Australian coach Justin Langer has backed Shaun Marsh to regain his groove, as pressure intensifies on the stroke-maker to break out of his year-long Test funk.
Marsh’s misery continued in the first innings in Adelaide when, on two, he chased a wide delivery from Ravi Ashwin in the first over after lunch and played on, the fifth time the master spinner has taken him down.
This has left the streaky left-hander with only 163 runs at 12.5 in his past 13 Test knocks since his 156 against England in Sydney.
Marsh, 35, will almost certainly have another chance to impress in the second innings in Adelaide and but could then face a fight to preserve his career in next week’s second Test in Perth.
Langer has been a long-time supporter of his fellow West Australian, and believes he still has much to offer at the elite level.
“We know Test cricket is a tough business and he knows that. But he has also come in in incredible form. He played brilliant in the one-dayers, he played brilliant for Western Australia. Who would ever thought you would hit a ball about a metre outside off stump and chip into on to your leg stump?” he said on SEN.
“Cricket has a funny way about it but he also, two weeks ago, hit 160 not out here against South Australia to win the game for Western Australia. He is a very good player. Sometimes the more you start stressing about it, the more you start thinking and reading about it … imagine being a player these days and reading everyone’s opinion of you and how you are going.
“He will be fine if he concentrates on what he is good at. How he stops the walls closing in is doing what he is good at – watching the ball, having the attitude that we know works for him and concentrates on nothing but that.”
Ashwin revealed after play on Friday that the tourists had dissected a weakness in Marsh’s game, although the actual dismissal that unfolded could not have been planned.
That “incredible” form Langer referred to was in the Sheffield Shield, where he is the fourth-leading run-scorer this year, and his century against South Africa in a one-day international in Hobart.
However, he has failed to reach double figures in his past six Test innings (top score of seven) and has only done so twice in his past 10 knocks. This has left him as the first Australian top-five batsman since 1888 to be dismissed for single figures six times in a row. He averaged 3.5 in two Tests against Pakistan in the United Arab Emirates and only 18.37 in eight innings in South Africa in March.
The national selectors have settled on a squad for the opening two Tests so Marsh appears safe for Perth, where he is a key marketing tool in a local market that has CA already concerned about a lack of pre-match sales.
One theory is that the introverted Marsh has missed feeding off the dash of the suspended Steve Smith, whom he has replaced at No.4 in the order. However, at this stage of his career, that should not be a concern, because he is a seasoned veteran who has been through much.
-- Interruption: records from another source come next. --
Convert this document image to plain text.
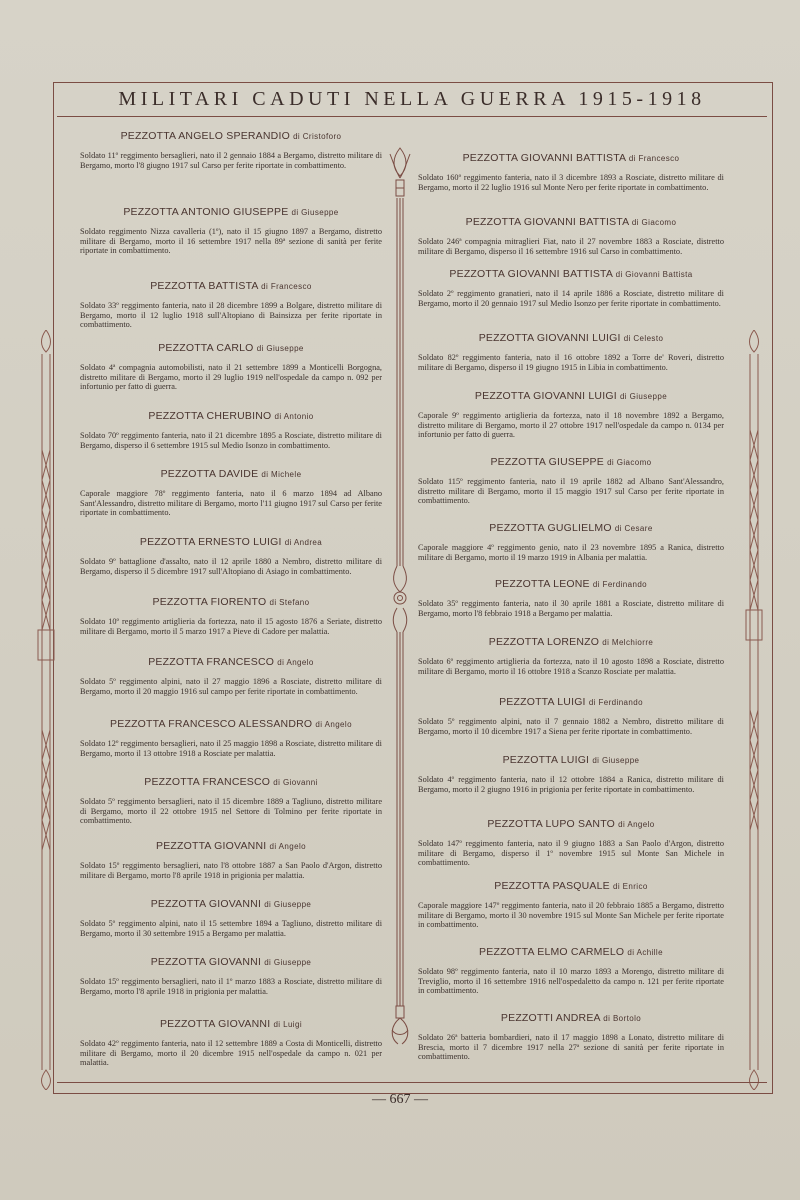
MILITARI CADUTI NELLA GUERRA 1915-1918
PEZZOTTA ANGELO SPERANDIO di Cristoforo
Soldato 11º reggimento bersaglieri, nato il 2 gennaio 1884 a Bergamo, distretto militare di Bergamo, morto l'8 giugno 1917 sul Carso per ferite riportate in combattimento.
PEZZOTTA ANTONIO GIUSEPPE di Giuseppe
Soldato reggimento Nizza cavalleria (1º), nato il 15 giugno 1897 a Bergamo, distretto militare di Bergamo, morto il 16 settembre 1917 nella 89ª sezione di sanità per ferite riportate in combattimento.
PEZZOTTA BATTISTA di Francesco
Soldato 33º reggimento fanteria, nato il 28 dicembre 1899 a Bolgare, distretto militare di Bergamo, morto il 12 luglio 1918 sull'Altopiano di Bainsizza per ferite riportate in combattimento.
PEZZOTTA CARLO di Giuseppe
Soldato 4ª compagnia automobilisti, nato il 21 settembre 1899 a Monticelli Borgogna, distretto militare di Bergamo, morto il 29 luglio 1919 nell'ospedale da campo n. 092 per infortunio per fatto di guerra.
PEZZOTTA CHERUBINO di Antonio
Soldato 70º reggimento fanteria, nato il 21 dicembre 1895 a Rosciate, distretto militare di Bergamo, disperso il 6 settembre 1915 sul Medio Isonzo in combattimento.
PEZZOTTA DAVIDE di Michele
Caporale maggiore 78º reggimento fanteria, nato il 6 marzo 1894 ad Albano Sant'Alessandro, distretto militare di Bergamo, morto l'11 giugno 1917 sul Carso per ferite riportate in combattimento.
PEZZOTTA ERNESTO LUIGI di Andrea
Soldato 9º battaglione d'assalto, nato il 12 aprile 1880 a Nembro, distretto militare di Bergamo, disperso il 5 dicembre 1917 sull'Altopiano di Asiago in combattimento.
PEZZOTTA FIORENTO di Stefano
Soldato 10º reggimento artiglieria da fortezza, nato il 15 agosto 1876 a Seriate, distretto militare di Bergamo, morto il 5 marzo 1917 a Pieve di Cadore per malattia.
PEZZOTTA FRANCESCO di Angelo
Soldato 5º reggimento alpini, nato il 27 maggio 1896 a Rosciate, distretto militare di Bergamo, morto il 20 maggio 1916 sul campo per ferite riportate in combattimento.
PEZZOTTA FRANCESCO ALESSANDRO di Angelo
Soldato 12º reggimento bersaglieri, nato il 25 maggio 1898 a Rosciate, distretto militare di Bergamo, morto il 13 ottobre 1918 a Rosciate per malattia.
PEZZOTTA FRANCESCO di Giovanni
Soldato 5º reggimento bersaglieri, nato il 15 dicembre 1889 a Tagliuno, distretto militare di Bergamo, morto il 22 ottobre 1915 nel Settore di Tolmino per ferite riportate in combattimento.
PEZZOTTA GIOVANNI di Angelo
Soldato 15º reggimento bersaglieri, nato l'8 ottobre 1887 a San Paolo d'Argon, distretto militare di Bergamo, morto l'8 aprile 1918 in prigionia per malattia.
PEZZOTTA GIOVANNI di Giuseppe
Soldato 5º reggimento alpini, nato il 15 settembre 1894 a Tagliuno, distretto militare di Bergamo, morto il 30 settembre 1915 a Bergamo per malattia.
PEZZOTTA GIOVANNI di Giuseppe
Soldato 15º reggimento bersaglieri, nato il 1º marzo 1883 a Rosciate, distretto militare di Bergamo, morto l'8 aprile 1918 in prigionia per malattia.
PEZZOTTA GIOVANNI di Luigi
Soldato 42º reggimento fanteria, nato il 12 settembre 1889 a Costa di Monticelli, distretto militare di Bergamo, morto il 20 dicembre 1915 nell'ospedale da campo n. 021 per malattia.
PEZZOTTA GIOVANNI BATTISTA di Francesco
Soldato 160º reggimento fanteria, nato il 3 dicembre 1893 a Rosciate, distretto militare di Bergamo, morto il 22 luglio 1916 sul Monte Nero per ferite riportate in combattimento.
PEZZOTTA GIOVANNI BATTISTA di Giacomo
Soldato 246ª compagnia mitraglieri Fiat, nato il 27 novembre 1883 a Rosciate, distretto militare di Bergamo, disperso il 16 settembre 1916 sul Carso in combattimento.
PEZZOTTA GIOVANNI BATTISTA di Giovanni Battista
Soldato 2º reggimento granatieri, nato il 14 aprile 1886 a Rosciate, distretto militare di Bergamo, morto il 20 gennaio 1917 sul Medio Isonzo per ferite riportate in combattimento.
PEZZOTTA GIOVANNI LUIGI di Celesto
Soldato 82º reggimento fanteria, nato il 16 ottobre 1892 a Torre de' Roveri, distretto militare di Bergamo, disperso il 19 giugno 1915 in Libia in combattimento.
PEZZOTTA GIOVANNI LUIGI di Giuseppe
Caporale 9º reggimento artiglieria da fortezza, nato il 18 novembre 1892 a Bergamo, distretto militare di Bergamo, morto il 27 ottobre 1917 nell'ospedale da campo n. 0134 per infortunio per fatto di guerra.
PEZZOTTA GIUSEPPE di Giacomo
Soldato 115º reggimento fanteria, nato il 19 aprile 1882 ad Albano Sant'Alessandro, distretto militare di Bergamo, morto il 15 maggio 1917 sul Carso per ferite riportate in combattimento.
PEZZOTTA GUGLIELMO di Cesare
Caporale maggiore 4º reggimento genio, nato il 23 novembre 1895 a Ranica, distretto militare di Bergamo, morto il 19 marzo 1919 in Albania per malattia.
PEZZOTTA LEONE di Ferdinando
Soldato 35º reggimento fanteria, nato il 30 aprile 1881 a Rosciate, distretto militare di Bergamo, morto l'8 febbraio 1918 a Bergamo per malattia.
PEZZOTTA LORENZO di Melchiorre
Soldato 6º reggimento artiglieria da fortezza, nato il 10 agosto 1898 a Rosciate, distretto militare di Bergamo, morto il 16 ottobre 1918 a Scanzo Rosciate per malattia.
PEZZOTTA LUIGI di Ferdinando
Soldato 5º reggimento alpini, nato il 7 gennaio 1882 a Nembro, distretto militare di Bergamo, morto il 10 dicembre 1917 a Siena per ferite riportate in combattimento.
PEZZOTTA LUIGI di Giuseppe
Soldato 4º reggimento fanteria, nato il 12 ottobre 1884 a Ranica, distretto militare di Bergamo, morto il 2 giugno 1916 in prigionia per ferite riportate in combattimento.
PEZZOTTA LUPO SANTO di Angelo
Soldato 147º reggimento fanteria, nato il 9 giugno 1883 a San Paolo d'Argon, distretto militare di Bergamo, disperso il 1º novembre 1915 sul Monte San Michele in combattimento.
PEZZOTTA PASQUALE di Enrico
Caporale maggiore 147º reggimento fanteria, nato il 20 febbraio 1885 a Bergamo, distretto militare di Bergamo, morto il 30 novembre 1915 sul Monte San Michele per ferite riportate in combattimento.
PEZZOTTA ELMO CARMELO di Achille
Soldato 98º reggimento fanteria, nato il 10 marzo 1893 a Morengo, distretto militare di Treviglio, morto il 16 settembre 1916 nell'ospedaletto da campo n. 121 per ferite riportate in combattimento.
PEZZOTTI ANDREA di Bortolo
Soldato 26ª batteria bombardieri, nato il 17 maggio 1898 a Lonato, distretto militare di Brescia, morto il 7 dicembre 1917 nella 27ª sezione di sanità per ferite riportate in combattimento.
— 667 —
His overall career average has dropped from 40 to 35 in recent months, while he is averaging only 22.76 in 13 innings in the key batting spot, compared to 42.54 with two centuries in 22 innings at No.5.
Langer, also a selector, had warned there would be “bumps” for the batting order – and the public – to deal with not just in this series but over the next two years at a time of regeneration in the Australian side.
The absence of Smith and fellow batting gem David Warner has hurt and they won’t be back in the Test arena at least until next year’s Ashes series. Opening batsman Cameron Bancroft, however, returns to elite cricket from December 29, and technically could return to international cricket in time for the two Tests against Sri Lanka in Brisbane and Canberra from late January.
There would not be any Shield cricket for him to find red-ball form in because of the stand-alone window of the Big Bash League but there are ways around that should the national selectors feel a change at the top of the order is required.
Langer has also backed Aaron Finch to rebound from his third-ball duck that came after he launched at a booming drive only for his middle and off stumps to be sent flying.
As debate over Finch’s spot also rages, former Australian captain Ricky Ponting has questioned the selection policy behind the Victorian’s selection for last month’s tour of the United Arab Emirates. Ponting says Finch’s weakness against a swinging red ball is well known, which shapes as an issue not only this summer but in England next year.
Langer said that during his own career he had learnt from Test great Allan Border that “there’s a lot of time in Test cricket” and patience when batting was required.
“You need to bat for a long time – the great players do that. We get a bit preoccupied with how T20 goes and to an extent how ODI’s go,” Langer said.
That was a message he reinforced to Peter Handscomb, after the Victorian skipper dabbed at a delivery outside off stump and was caught behind.